Despite the deeper evaluation of the types of beliefs that are related to mental health stigma in African American and Latino populations, this study included limitations of note. One limitation of the sample in this study was the relatively low levels of stigma. This could be due to the fact that the study was primarily female—females are less likely to have stigma beliefs than males (14)—and they were college students taking at least one psychology course. Their knowledge of psychology may have led them to be less biased. Future studies should target a college group who has not been educated in psychological issues and a sample that has a more equal gender divide. In addition, this sample is a convenience sample of nontraditional college students which limits generalization. Furthermore, because of the research design, causation cannot be determined. A longitudinal or experimental study would be better able to elucidate the direction of effect and provide more confidence that targeting factors such as anxiety will lead to reduced stigma. Finally, in this study, the Latino sample is a collection of students of varying nationalities and generational statuses. This sample may be more heterogeneous than is suggested by these findings. Future research should examine specific Latino populations.

Future research should continue to explore causes of stigma in ethnic minority groups. Research on Asian American and Latino college students is particularly sparse [noted exception (3)]. Further, this study did not look at religious beliefs and spirituality as possible factors that may be related to stigma and/or impact treatment seeking. Previous research suggests that such beliefs warrant future study [e.g., (27)].

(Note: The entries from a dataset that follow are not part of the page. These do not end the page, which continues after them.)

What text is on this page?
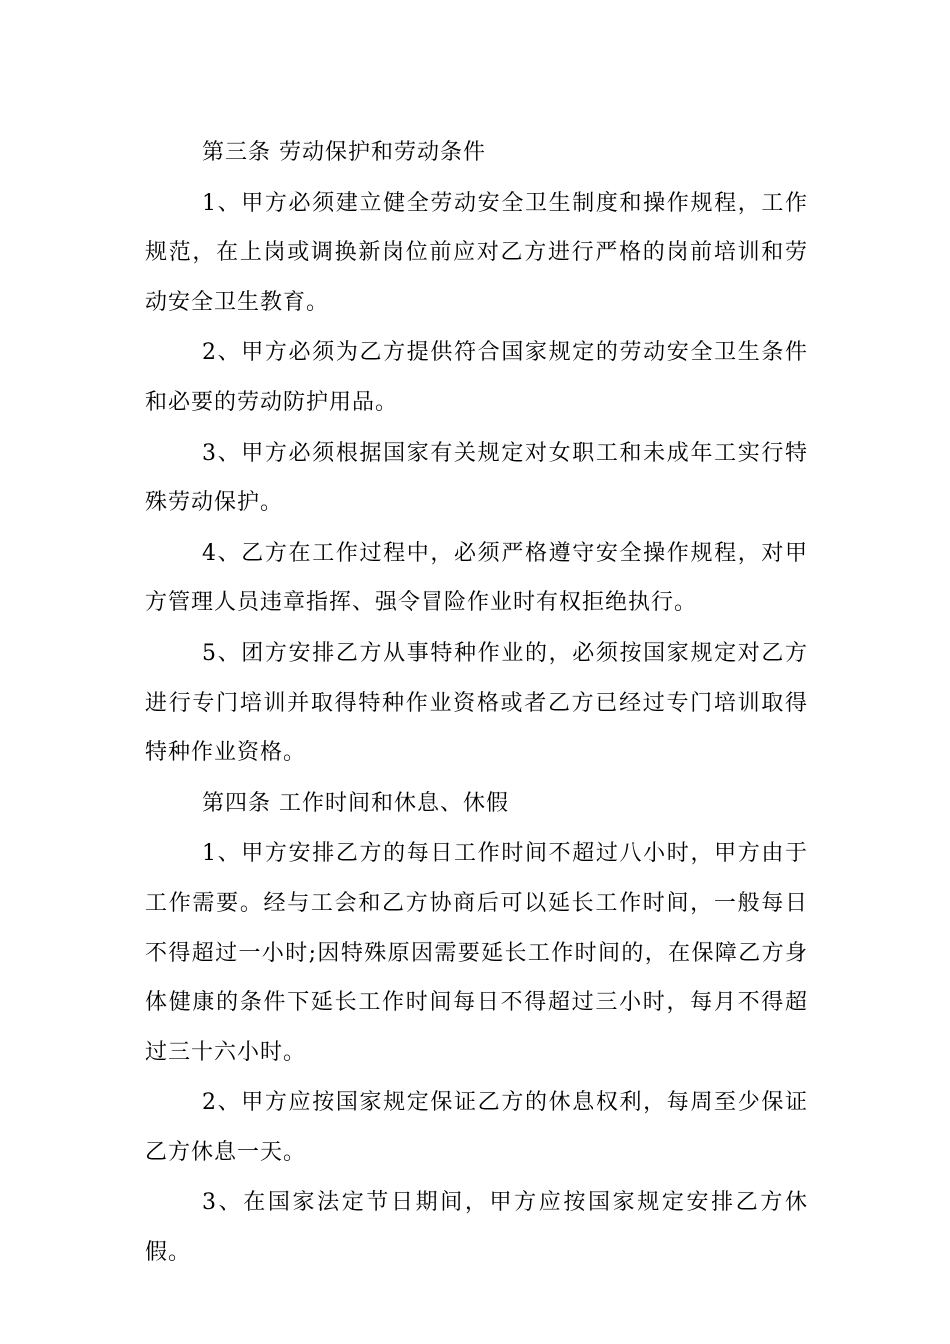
第三条 劳动保护和劳动条件

1、甲方必须建立健全劳动安全卫生制度和操作规程，工作规范，在上岗或调换新岗位前应对乙方进行严格的岗前培训和劳动安全卫生教育。

2、甲方必须为乙方提供符合国家规定的劳动安全卫生条件和必要的劳动防护用品。

3、甲方必须根据国家有关规定对女职工和未成年工实行特殊劳动保护。

4、乙方在工作过程中，必须严格遵守安全操作规程，对甲方管理人员违章指挥、强令冒险作业时有权拒绝执行。

5、团方安排乙方从事特种作业的，必须按国家规定对乙方进行专门培训并取得特种作业资格或者乙方已经过专门培训取得特种作业资格。

第四条 工作时间和休息、休假

1、甲方安排乙方的每日工作时间不超过八小时，甲方由于工作需要。经与工会和乙方协商后可以延长工作时间，一般每日不得超过一小时;因特殊原因需要延长工作时间的，在保障乙方身体健康的条件下延长工作时间每日不得超过三小时，每月不得超过三十六小时。

2、甲方应按国家规定保证乙方的休息权利，每周至少保证乙方休息一天。

3、在国家法定节日期间，甲方应按国家规定安排乙方休假。
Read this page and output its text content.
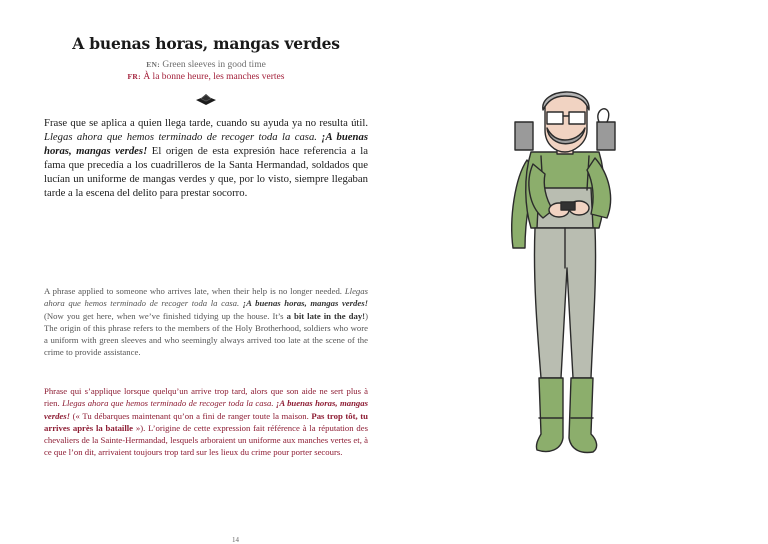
A buenas horas, mangas verdes
EN: Green sleeves in good time
FR: À la bonne heure, les manches vertes
Frase que se aplica a quien llega tarde, cuando su ayuda ya no resulta útil. Llegas ahora que hemos terminado de recoger toda la casa. ¡A buenas horas, mangas verdes! El origen de esta expresión hace referencia a la fama que precedía a los cuadrilleros de la Santa Hermandad, soldados que lucían un uniforme de mangas verdes y que, por lo visto, siempre llegaban tarde a la escena del delito para prestar socorro.
A phrase applied to someone who arrives late, when their help is no longer needed. Llegas ahora que hemos terminado de recoger toda la casa. ¡A buenas horas, mangas verdes! (Now you get here, when we’ve finished tidying up the house. It’s a bit late in the day!) The origin of this phrase refers to the members of the Holy Brotherhood, soldiers who wore a uniform with green sleeves and who seemingly always arrived too late at the scene of the crime to provide assistance.
Phrase qui s’applique lorsque quelqu’un arrive trop tard, alors que son aide ne sert plus à rien. Llegas ahora que hemos terminado de recoger toda la casa. ¡A buenas horas, mangas verdes! (« Tu débarques maintenant qu’on a fini de ranger toute la maison. Pas trop tôt, tu arrives après la bataille »). L’origine de cette expression fait référence à la réputation des chevaliers de la Sainte-Hermandad, lesquels arboraient un uniforme aux manches vertes et, à ce que l’on dit, arrivaient toujours trop tard sur les lieux du crime pour porter secours.
14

Developing mental health stigma reduction programs specifically targeting ethnic minority groups, particularly college students, should be a primary goal of mental health practitioners due to these groups’ reduced usage of mental health services. Exposing ethnic minorities to individuals with mental health problems of their own ethnicity, allowing one-on-one interaction, and targeting their specific stigma areas (i.e., interpersonal anxiety, severity of mental illness, and treatability of mental illness) may lead to reduced stigma and in turn better mental health outcomes overall.

Ethics Statement

This study was carried out in accordance with the recommendations of the Protection of Human Subjects policy administered by the Committee for the Protection of Human Subjects with written informed consent from all subjects. All subjects gave written informed consent in accordance with the Declaration of Helsinki. The protocol was approved by the UHD Committee for the Protection of Human Subjects.

Author Contributions

SD developed the study. She planned and organized all data collection, analyzed the data, and wrote about 50% of the paper. TC wrote about 40% of the paper and assisted with major revisions. MD and AA were students while working on this project. Together, they wrote the remaining 10% of the paper and assisted with data collection.

Conflict of Interest Statement

The authors declare that the research was conducted in the absence of any commercial or financial relationships that could be construed as a potential conflict of interest. The reviewer LH and the handling editor declared their shared affiliation.